In una Francia alle prese con la potenziale (nuova) crisi permanente, vista la protesta degli agricoltori che da giorni blocca strade e autostrade e che oggi minaccia di paralizzare Parigi in assenza di risposte dal premier Attal, il governo prova a esultare. Lo fa tirando un sospiro di sollievo per la parziale «censura» della legge immigrazione da parte del Consiglio costituzionale.
Arrivato ieri fra le polemiche della destra, il pronunciamento dei «saggi» boccia infatti le proposte neogolliste e lepeniste, entrate nella legge votata a dicembre. Tasto dolente, su cui la maggioranza presidenziale era inciampata in Aula, e infine costretta ad accogliere le volontà della destra per portare a casa la riforma del sistema di accoglienza dei migranti. Il testo era diventato una fusione a freddo. E prevedeva, tra le altre cose, una stretta sul diritto d’asilo e sulle espulsioni; ieri confermate. Il ministro dell’Interno Darmanin canta vittoria: «Convalidato l’intero testo dell’esecutivo, mai così tanti mezzi per espellere i delinquenti e così tanti requisiti per l’integrazione degli stranieri». Macron, dall’India, saluta il decisionismo del Consiglio. Ma la destra torna in trincea. I neogollisti chiedono all’Eliseo di inserire i provvedimenti silurati in un’altra legge; di «colpo di mano» parla il n.1 lepenista, Jordan Bardella. La sinistra gongola.
La maggioranza contava proprio sui «saggi», per modificare un testo che la «Macronie» da sola non era stata in grado di varare. Oltre un terzo della legge bocciata: 35 su 86 articoli. Scartati, ma non giudicati incostituzionali. Un distinguo centrale per le sorti dei provvedimenti neogollisti e lepenisti. Tra questi, la fine dello ius soli, quote annuali di ingresso determinate dal Parlamento e inasprimento dei criteri per il ricongiungimento familiare.
Per la destra, c’è in gioco la separazione dei poteri. Larga parte delle norme, censurate solo per ragioni procedurali, il che non ne pregiudica la conformità alla Costituzione. Vittoria e soddisfazione da un lato, j’accuse dall’altro: «Decisione politica», tuonano i neogollisti, invocando, se non si trova un nuovo accordo, un referendum sull’immigrazione come da tempo fa già Marine Le Pen.

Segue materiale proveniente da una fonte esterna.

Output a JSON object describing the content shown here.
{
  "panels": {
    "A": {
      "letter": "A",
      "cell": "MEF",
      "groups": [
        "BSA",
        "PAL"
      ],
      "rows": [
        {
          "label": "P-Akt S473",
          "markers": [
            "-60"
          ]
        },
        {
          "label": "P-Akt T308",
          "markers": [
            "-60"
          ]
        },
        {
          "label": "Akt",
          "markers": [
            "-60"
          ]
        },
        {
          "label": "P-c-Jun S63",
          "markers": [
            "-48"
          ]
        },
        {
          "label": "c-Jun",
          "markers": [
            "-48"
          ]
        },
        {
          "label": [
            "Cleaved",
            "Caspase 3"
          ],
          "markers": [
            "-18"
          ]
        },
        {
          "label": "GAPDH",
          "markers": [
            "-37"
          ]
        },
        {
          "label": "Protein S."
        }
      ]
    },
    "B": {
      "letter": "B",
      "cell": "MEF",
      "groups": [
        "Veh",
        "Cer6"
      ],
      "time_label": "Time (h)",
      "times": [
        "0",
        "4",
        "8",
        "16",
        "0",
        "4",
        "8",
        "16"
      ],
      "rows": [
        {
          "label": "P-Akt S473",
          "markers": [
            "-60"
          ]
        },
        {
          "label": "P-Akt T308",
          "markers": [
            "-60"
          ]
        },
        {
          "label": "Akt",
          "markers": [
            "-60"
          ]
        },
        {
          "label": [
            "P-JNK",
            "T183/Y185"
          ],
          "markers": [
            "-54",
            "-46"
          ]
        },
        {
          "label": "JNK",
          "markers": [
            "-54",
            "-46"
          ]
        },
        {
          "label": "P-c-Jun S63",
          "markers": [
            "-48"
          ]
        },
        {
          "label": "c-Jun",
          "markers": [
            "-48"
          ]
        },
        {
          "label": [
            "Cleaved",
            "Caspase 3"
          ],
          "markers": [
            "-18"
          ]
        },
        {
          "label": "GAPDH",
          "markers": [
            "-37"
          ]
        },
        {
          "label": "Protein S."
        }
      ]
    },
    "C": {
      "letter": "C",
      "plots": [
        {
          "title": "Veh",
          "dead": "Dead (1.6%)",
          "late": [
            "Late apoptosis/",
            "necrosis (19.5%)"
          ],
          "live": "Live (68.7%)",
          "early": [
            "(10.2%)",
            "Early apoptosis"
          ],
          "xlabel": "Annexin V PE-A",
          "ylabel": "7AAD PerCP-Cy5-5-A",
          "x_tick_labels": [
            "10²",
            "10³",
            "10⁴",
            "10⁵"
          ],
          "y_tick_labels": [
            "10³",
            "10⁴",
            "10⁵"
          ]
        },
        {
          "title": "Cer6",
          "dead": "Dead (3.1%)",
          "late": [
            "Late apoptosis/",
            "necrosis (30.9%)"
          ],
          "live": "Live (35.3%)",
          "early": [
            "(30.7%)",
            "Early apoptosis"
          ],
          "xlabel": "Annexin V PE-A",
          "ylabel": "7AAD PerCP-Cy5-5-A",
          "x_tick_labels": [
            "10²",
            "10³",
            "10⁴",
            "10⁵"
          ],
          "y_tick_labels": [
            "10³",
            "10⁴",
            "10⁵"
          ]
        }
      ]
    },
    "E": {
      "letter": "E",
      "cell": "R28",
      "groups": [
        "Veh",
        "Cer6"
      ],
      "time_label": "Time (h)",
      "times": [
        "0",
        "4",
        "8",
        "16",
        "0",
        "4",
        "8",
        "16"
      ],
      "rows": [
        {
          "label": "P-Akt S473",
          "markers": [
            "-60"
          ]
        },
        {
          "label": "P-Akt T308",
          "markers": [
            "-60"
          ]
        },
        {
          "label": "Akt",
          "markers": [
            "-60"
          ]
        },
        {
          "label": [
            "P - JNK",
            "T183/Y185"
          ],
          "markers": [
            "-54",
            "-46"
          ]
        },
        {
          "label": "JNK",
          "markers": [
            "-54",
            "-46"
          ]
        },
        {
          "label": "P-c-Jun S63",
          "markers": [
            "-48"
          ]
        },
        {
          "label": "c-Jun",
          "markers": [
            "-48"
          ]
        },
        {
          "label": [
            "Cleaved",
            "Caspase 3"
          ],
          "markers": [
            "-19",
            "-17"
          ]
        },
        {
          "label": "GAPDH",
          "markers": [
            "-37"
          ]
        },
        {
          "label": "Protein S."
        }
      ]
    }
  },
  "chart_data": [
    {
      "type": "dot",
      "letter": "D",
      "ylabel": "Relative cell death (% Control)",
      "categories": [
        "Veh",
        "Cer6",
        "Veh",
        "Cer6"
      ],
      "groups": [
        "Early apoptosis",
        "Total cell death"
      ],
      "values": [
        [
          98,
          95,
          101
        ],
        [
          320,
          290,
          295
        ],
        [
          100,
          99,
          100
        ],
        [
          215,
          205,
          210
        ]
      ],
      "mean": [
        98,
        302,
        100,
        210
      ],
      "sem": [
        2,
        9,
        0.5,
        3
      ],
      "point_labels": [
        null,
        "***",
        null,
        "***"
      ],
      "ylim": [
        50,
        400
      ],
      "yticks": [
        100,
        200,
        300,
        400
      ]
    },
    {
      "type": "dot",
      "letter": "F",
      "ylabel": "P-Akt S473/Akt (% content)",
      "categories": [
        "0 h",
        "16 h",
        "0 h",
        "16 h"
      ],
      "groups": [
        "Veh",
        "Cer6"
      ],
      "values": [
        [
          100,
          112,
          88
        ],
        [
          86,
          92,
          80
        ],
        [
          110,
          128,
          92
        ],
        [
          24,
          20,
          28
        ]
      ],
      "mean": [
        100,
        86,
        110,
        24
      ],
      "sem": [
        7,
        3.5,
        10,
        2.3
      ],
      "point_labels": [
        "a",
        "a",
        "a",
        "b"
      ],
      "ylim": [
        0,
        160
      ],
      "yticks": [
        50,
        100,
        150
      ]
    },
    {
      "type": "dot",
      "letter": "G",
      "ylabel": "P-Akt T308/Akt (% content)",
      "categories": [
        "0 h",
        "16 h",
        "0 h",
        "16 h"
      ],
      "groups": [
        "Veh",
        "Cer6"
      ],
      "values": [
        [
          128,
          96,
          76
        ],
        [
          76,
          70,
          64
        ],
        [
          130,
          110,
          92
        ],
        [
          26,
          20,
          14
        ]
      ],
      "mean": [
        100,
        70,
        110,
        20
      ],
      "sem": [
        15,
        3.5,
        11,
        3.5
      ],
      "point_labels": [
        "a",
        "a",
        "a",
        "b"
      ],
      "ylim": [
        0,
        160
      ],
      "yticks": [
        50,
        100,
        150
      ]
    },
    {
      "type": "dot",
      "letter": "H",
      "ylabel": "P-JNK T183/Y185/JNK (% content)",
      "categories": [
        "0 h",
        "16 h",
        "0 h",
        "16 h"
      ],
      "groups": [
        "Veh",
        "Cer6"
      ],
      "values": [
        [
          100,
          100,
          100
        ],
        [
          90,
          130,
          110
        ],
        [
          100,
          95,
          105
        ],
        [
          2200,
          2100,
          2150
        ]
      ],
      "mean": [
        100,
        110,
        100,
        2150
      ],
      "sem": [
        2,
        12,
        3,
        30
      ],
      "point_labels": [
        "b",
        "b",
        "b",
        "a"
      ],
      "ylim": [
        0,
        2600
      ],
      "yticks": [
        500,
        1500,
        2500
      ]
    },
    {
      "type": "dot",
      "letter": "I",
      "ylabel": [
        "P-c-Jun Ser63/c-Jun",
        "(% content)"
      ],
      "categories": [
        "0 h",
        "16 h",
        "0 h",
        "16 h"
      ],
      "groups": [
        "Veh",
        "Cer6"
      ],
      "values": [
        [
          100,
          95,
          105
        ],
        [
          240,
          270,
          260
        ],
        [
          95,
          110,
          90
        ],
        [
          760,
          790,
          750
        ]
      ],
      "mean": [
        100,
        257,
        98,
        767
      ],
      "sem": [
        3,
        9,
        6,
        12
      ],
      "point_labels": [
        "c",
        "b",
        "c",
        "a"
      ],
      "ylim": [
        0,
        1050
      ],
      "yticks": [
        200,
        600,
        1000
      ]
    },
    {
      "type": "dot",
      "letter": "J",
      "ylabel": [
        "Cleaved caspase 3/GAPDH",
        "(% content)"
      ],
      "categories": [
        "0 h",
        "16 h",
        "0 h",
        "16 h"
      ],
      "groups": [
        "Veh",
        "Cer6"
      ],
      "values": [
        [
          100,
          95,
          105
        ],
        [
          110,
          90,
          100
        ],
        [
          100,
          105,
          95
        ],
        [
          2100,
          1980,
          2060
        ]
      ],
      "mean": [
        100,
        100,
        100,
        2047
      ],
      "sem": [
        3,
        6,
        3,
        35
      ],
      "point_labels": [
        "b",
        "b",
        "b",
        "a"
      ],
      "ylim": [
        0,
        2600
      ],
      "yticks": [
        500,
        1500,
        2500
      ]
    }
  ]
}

Attesi invece oggi i pronunciamenti del capo del governo, Attal; altrimenti Parigi sarà circondata da camion e trattori, minacciano gli agricoltori. Ieri, in pieno caos e con l’87% dei cittadini che sostiene la protesta, si è aggiunta pure la Cgt, il sindacato più massimalista. Lotta comune. Pescatori, allevatori. Blocchi stradali in tutte le regioni. «La palla è nelle mani del governo, decida Attal, da noi determinazione totale». Ieri i «gilet verdi» hanno circondato con i loro mezzi le porte della capitale, pronti a paralizzarla. Blocchi da Bordeaux (dov’è stata presa di mira la prefettura con sangue e letame) a Tolosa, e un deposito di petrolio assediato in Bretagna, simbolo di quel carburante per cui chiedono sgravi. Una nota degli 007 spiega che più passano i giorni e più cresce il rischio di rivolte non controllabili. Finora la polizia ha lasciato fare. Ieri fermati pure i primi camion stranieri (spagnoli), accusati di concorrenza sleale sugli scaffali della grande distribuzione. Da Bruxelles anche Von der Leyen invita a ricucire lo strappo con gli agricoltori.